Mr Lenderking said he felt “confident” about the prospects of a broader peace in Yemen, now in its eighth year of war, thanks to regional support.

Houthi supporters attend a rally in Sanaa. AP

“There are a number of parties such as the Iranians and Saudis, who are generally on opposite sides on many issues, have both welcomed the truce,” he said.

“We need to see Iranian actions mirroring or supporting these words — if we can bring Iran into the regional alignment, then we have a great potential to see progress.”

The UN-sponsored truce began on April 2 and has since been renewed twice in two-month increments. The most recent extension was announced on the day the agreement was due to expire.

The US and the UN had been pushing for a broader six-month armistice but a number of major sticking points prevented that from materialising.

Mr Lenderking said the UN framework agreement addresses challenging issues such as paying civil servant salaries and opening the roads around Yemen's third largest city of Taez, which has been under Houthi siege since 2016.

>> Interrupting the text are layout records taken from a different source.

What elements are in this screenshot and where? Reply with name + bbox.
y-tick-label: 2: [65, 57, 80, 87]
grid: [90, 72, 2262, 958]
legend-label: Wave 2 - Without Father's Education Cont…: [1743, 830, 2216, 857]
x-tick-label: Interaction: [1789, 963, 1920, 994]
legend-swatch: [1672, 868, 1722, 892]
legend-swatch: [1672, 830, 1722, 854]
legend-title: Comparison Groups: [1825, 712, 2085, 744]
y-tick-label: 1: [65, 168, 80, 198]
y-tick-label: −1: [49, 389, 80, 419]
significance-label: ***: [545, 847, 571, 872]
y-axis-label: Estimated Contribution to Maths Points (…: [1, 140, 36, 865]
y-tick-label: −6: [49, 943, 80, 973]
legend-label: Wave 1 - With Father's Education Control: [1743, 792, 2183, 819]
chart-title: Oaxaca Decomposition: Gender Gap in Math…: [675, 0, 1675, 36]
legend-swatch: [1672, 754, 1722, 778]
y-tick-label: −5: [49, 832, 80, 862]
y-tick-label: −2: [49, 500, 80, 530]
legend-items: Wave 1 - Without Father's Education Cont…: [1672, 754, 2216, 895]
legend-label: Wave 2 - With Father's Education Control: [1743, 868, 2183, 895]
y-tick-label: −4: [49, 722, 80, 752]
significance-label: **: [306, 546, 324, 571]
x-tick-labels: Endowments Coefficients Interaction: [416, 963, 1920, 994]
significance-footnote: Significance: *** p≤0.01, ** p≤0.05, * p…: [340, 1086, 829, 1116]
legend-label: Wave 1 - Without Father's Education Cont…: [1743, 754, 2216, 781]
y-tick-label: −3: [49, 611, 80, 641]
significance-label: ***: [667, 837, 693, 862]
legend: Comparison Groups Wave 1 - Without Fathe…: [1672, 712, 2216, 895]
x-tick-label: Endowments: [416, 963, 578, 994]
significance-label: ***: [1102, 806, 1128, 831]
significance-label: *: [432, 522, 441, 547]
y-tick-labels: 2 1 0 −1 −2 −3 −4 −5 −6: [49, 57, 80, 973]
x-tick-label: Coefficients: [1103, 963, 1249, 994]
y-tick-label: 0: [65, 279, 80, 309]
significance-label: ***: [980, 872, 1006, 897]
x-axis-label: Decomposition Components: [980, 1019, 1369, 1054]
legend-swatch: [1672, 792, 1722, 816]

Under the UN agreement, the Houthis are required to reopen some of the major roads around the city, but they have yet to do so.

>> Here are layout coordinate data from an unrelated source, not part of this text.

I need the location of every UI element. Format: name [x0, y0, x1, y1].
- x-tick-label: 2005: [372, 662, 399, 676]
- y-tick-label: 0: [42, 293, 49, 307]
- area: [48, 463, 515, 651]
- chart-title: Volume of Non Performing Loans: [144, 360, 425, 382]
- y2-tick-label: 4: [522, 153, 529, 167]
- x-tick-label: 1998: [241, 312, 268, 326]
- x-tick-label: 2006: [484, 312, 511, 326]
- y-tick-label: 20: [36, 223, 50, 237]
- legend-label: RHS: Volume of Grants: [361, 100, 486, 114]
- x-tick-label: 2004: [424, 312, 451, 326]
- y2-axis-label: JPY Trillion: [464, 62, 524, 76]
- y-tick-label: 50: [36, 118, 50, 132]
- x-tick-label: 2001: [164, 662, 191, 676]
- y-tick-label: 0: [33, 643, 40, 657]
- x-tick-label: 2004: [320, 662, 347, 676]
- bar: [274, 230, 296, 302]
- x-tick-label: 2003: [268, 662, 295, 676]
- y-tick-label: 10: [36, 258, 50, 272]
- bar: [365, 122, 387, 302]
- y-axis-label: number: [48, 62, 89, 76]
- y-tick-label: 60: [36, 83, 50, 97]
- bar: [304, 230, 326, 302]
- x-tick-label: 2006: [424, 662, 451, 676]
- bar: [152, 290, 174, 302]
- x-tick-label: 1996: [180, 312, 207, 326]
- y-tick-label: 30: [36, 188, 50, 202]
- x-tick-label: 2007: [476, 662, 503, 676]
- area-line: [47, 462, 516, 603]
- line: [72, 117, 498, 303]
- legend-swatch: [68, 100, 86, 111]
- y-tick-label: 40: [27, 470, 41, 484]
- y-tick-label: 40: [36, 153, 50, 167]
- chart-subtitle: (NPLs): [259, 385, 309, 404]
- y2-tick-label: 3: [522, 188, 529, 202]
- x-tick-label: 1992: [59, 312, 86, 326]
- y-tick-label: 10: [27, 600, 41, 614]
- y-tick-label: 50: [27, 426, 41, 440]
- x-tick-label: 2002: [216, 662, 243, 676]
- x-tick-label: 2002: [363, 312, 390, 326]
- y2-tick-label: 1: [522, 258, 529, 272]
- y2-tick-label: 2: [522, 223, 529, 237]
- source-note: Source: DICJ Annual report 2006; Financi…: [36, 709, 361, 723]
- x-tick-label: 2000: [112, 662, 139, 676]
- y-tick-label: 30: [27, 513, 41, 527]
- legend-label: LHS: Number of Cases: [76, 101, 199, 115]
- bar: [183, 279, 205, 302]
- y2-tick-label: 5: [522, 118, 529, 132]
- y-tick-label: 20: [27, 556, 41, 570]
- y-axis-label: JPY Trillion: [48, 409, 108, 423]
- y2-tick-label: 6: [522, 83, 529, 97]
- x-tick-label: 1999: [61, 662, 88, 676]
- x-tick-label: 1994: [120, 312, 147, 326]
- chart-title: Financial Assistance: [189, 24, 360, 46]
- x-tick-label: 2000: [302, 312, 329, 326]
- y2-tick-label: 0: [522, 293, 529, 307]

“The terms have not been met to the extent we want to see but in the next two months, there absolutely has to be progress,” Mr Lenderking said.

Yemeni observers and analysts agree that the matter of salary payments is slightly more complicated.

“In order to find a mechanism that works to pay salaries, there has to be an account, oversight of that account and revenue sources that allow that account to be filled and mechanisms to pay civil servants,” Mr Lenderking said.

The Houthis have been pushing the Yemeni government to pay salaries according to a 2022 payroll which contains employees working for Houthi-run state institutions.

The head of Yemen's Presidential Leadership Council, Rashad Al Alimi, said his government is willing to pay the salaries but did not provide specifics. The government had mentioned it would make these payments according to a 2014 payroll — that is, before the Houthi takeover of Sanaa and the subsequent war.